In the 1st millennium the written documentation shrinks to formulaic inscriptions, very occasionally developed into more expressive literary miniatures. Gods are often referred to in these texts by titles or by new names, so that it is often difficult to ascertain their relationship to the deities of the 2nd millennium, or indeed to determine their individuality in relation to one another. It appears that there was a tendency in this millennium to concentrate all divine power in one deity, as has been noted of Mesopotamia and as is most obviously and extremely the case in Israel.

The storm god, Hadad, appears as the chief god of the Aramaeans in northern Syria in the 9th and 8th centuries. The moon god (under the name Sahar) also is prominent in this area. Some rulers speak of their own dynastic deity. A king who owes his position to the Assyrian emperor refers to the latter and the dynastic deity equally as "my master."

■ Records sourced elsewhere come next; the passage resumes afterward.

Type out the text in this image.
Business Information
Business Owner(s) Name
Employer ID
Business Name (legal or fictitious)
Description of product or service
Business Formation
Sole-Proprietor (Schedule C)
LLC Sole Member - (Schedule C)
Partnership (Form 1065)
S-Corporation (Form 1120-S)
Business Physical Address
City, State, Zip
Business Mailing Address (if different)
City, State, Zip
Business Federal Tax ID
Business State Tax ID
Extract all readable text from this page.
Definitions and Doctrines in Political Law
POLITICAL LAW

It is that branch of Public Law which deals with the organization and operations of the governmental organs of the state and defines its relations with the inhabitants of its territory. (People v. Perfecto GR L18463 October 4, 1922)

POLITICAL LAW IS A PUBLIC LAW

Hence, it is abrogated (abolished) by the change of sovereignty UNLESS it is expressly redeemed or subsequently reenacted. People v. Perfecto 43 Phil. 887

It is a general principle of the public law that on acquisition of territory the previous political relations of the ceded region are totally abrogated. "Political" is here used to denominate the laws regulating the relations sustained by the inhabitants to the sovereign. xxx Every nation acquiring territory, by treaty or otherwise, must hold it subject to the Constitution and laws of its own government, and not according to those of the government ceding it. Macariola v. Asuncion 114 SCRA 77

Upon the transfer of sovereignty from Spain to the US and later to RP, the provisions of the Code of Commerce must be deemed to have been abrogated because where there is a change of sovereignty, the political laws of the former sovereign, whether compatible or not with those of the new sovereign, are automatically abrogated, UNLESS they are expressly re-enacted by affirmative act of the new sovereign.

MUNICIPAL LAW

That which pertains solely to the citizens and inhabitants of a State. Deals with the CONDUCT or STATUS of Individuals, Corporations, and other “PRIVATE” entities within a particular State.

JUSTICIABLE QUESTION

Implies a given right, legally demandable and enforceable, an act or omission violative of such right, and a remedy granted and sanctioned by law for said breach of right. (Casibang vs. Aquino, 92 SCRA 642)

It is clear that several different deities are referred to by the form Baal-X ("Lord of X"). Hadad is probably represented by Baal-Shamen ("Lord of the Heavens"). El appeared under the tile Baal-Hammon -- rarely on the mainland, but abundantly in the Phoenician colonies of Africa; under this name he becomes the chief deity of Carthage. In the Phoenician heartland the supreme goddess of Byblos--presumably Asherah--is called simply Baalat Gubl ("the Lady of Byblos"). Anath becomes much less visible during the 1st millennium than at Ugarit. Athtart (Astarte), on the other hand, becomes more prominent. At Sidon, as earlier at Ugarit, she is referred to as "the Name of Baal," perhaps indicating that she was called upon as a mediator with the supreme Baal (Hadad). Alongside other long-familiar deities such as Resheph and Shamash appeared certain new names, including Eshmun (especially at Sidon), Melqart ("king of the [underworld] city"; especially at Tyre), and, of course, Yahweh (in Israel--but also represented at least in personal names at Hamath and Larnaca). According to the Hebrew Bible, Asherah and Astarte were both worshiped in Israel during the first half of the millennium, and Hebrew inscriptions attest to a pairing of Yahweh and Asherah.

Chemosh, known from Ebla and Ugarit, reappears as the national god of Moab. King Mesha of Moab interprets Israel's occupation of his country as a consequence of Chemosh's anger with his land. He claims that, at Chemosh's direction, he reconquered land occupied by Israel, and he attributes his success to Chemosh. He reports that he dedicated the Israelite inhabitants to Chemosh by slaughter and says that Chemosh will henceforth dwell in these territories. This is recorded on the Moabite Stone (now in the Louvre, Paris) a stela that commemorates these events and Mesha's building of a sanctuary for Chemosh in gratitude. The formal identity of these expressions and this kind of religious interpretation of events with those found in some of Israel's literature encourages the surmise that they may also have been shared by the Ammonites with respect to their national god, Milcom. The Philistines, traditionally believed to have originated in Crete, were one group of the Sea Peoples that moved from the Aegean Sea to the southeastern Mediterranean. They settled in southeastern Palestine after being repulsed by the Egyptians. Their religion, while it retains some Aegean and Egyptian elements from the Philistines' origins and route of migration, appears largely indistinguishable from Canaanite religion in general. The Bible refers to the gods of the Philistines by the familiar Canaanite names Dagon, Baalzebub, and Ashtart. The name of Asherah has been found inscribed on storage jars in a cultic room at Ekron. ( S.B.P.)